Bindu Visarga
jest to maleńki punkt w mózgu, w którym śmiertelność i
nieśmiertelność wibrują we wspólnym tańcu.
Tutaj spotykają się razem przeszłość i przyszłość i
zatrzymuje się czas ... a może ten nigdy nie istniał?
W tym maleńkim punkcie wszystko się zaczyna i wszystko się
kończy. We wszystkich religiach mówi się, że Bóg jest
światłem, Wiecznym Światłem. Bindu jest bardzo tajemnicze,
jest to niepojęty punkt, w którym dwa przeciwieństwa mogą
współistnieć. Od tego miejsca, punktu 0, każde rozpoczyna
bieg w przeciwnym kierunku [jak w termometrze (+) i (-)]. W
tworzeniu świadomości energia płynie z Bindu do Bhupura
(forma kwadratu), który reprezentuje element ziemi. Bindu
jest tu niczym kolejka linowa, na której jedni jadą do góry
a inni w dół. Wiemy, że jedni ludzie wspinają się na wysoką
górę po boskość za pomocą swoich cnót. Boskość w człowieku
to jego najlepsze cnoty, jego doskonałość. Do tej grupy
ludzi zaliczają się osoby, które pozbyły się wszystkich
brudów życia. Ich ciało i dusza iluminują światłem.
Wielka
to rzecz zostać choćby „małym świętym”, która jest osiągalna
dla każdego, a jeszcze większa wręcz o wartości kosmicznej
wyhodować w sobie boskość, gdzie osoby są tak daleko czyste,
że wszystko czym się otaczają, nawet ziemia po której chodzą
stają się święte. Ten stan w zasadzie także jest do
osiągnięcia przez każdą osobę, lecz z życia wiemy, że dosięgnęła go zaledwie garstka ludzi na świecie. Toteż ważne
jest tutaj prawdziwe rozeznanie, zrozumienie i nie ponośmy
się na fali wadliwego wyobrażenia o własnej świętości.
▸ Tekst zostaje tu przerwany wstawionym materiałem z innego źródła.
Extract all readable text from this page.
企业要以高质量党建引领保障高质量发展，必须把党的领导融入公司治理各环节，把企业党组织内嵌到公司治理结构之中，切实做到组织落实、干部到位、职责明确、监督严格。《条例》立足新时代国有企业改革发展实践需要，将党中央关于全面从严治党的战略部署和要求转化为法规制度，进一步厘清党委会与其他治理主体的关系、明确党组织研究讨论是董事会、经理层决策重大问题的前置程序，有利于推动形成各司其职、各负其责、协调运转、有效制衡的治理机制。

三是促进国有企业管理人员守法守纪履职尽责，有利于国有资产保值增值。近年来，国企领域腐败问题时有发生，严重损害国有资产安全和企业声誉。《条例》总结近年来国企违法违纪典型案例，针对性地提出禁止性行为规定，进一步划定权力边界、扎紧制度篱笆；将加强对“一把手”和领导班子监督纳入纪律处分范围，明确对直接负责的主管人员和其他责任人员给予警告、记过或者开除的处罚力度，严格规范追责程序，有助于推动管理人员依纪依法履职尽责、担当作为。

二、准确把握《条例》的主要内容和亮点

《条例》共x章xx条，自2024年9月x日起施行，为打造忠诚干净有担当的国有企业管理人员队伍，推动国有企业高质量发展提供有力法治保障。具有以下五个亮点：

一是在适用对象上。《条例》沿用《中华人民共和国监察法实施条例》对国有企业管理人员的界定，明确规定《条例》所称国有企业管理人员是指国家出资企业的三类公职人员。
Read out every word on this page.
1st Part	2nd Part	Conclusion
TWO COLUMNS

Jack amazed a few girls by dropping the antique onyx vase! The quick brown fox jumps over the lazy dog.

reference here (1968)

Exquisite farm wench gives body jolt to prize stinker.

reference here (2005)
Naszkicujmy sobie prawdziwy obraz świętości i miejmy go
zawsze wyraźnie w pamięci, szczególnie kiedy zaczynamy
wspinaczkę w „górę”.
Światłość, w której spotykamy się z Bogiem jest tylko jednym
małym punktem i łatwo go przykryć własnym błędem i własnym
pragnieniem. Należy wiedzieć: Bóg nas kocha, ale nienawidzi
grzechu, ponieważ jest doskonałością. Święty człowiek stara
się być podobny do Boga, żyje na Jego wzór i Jego obraz.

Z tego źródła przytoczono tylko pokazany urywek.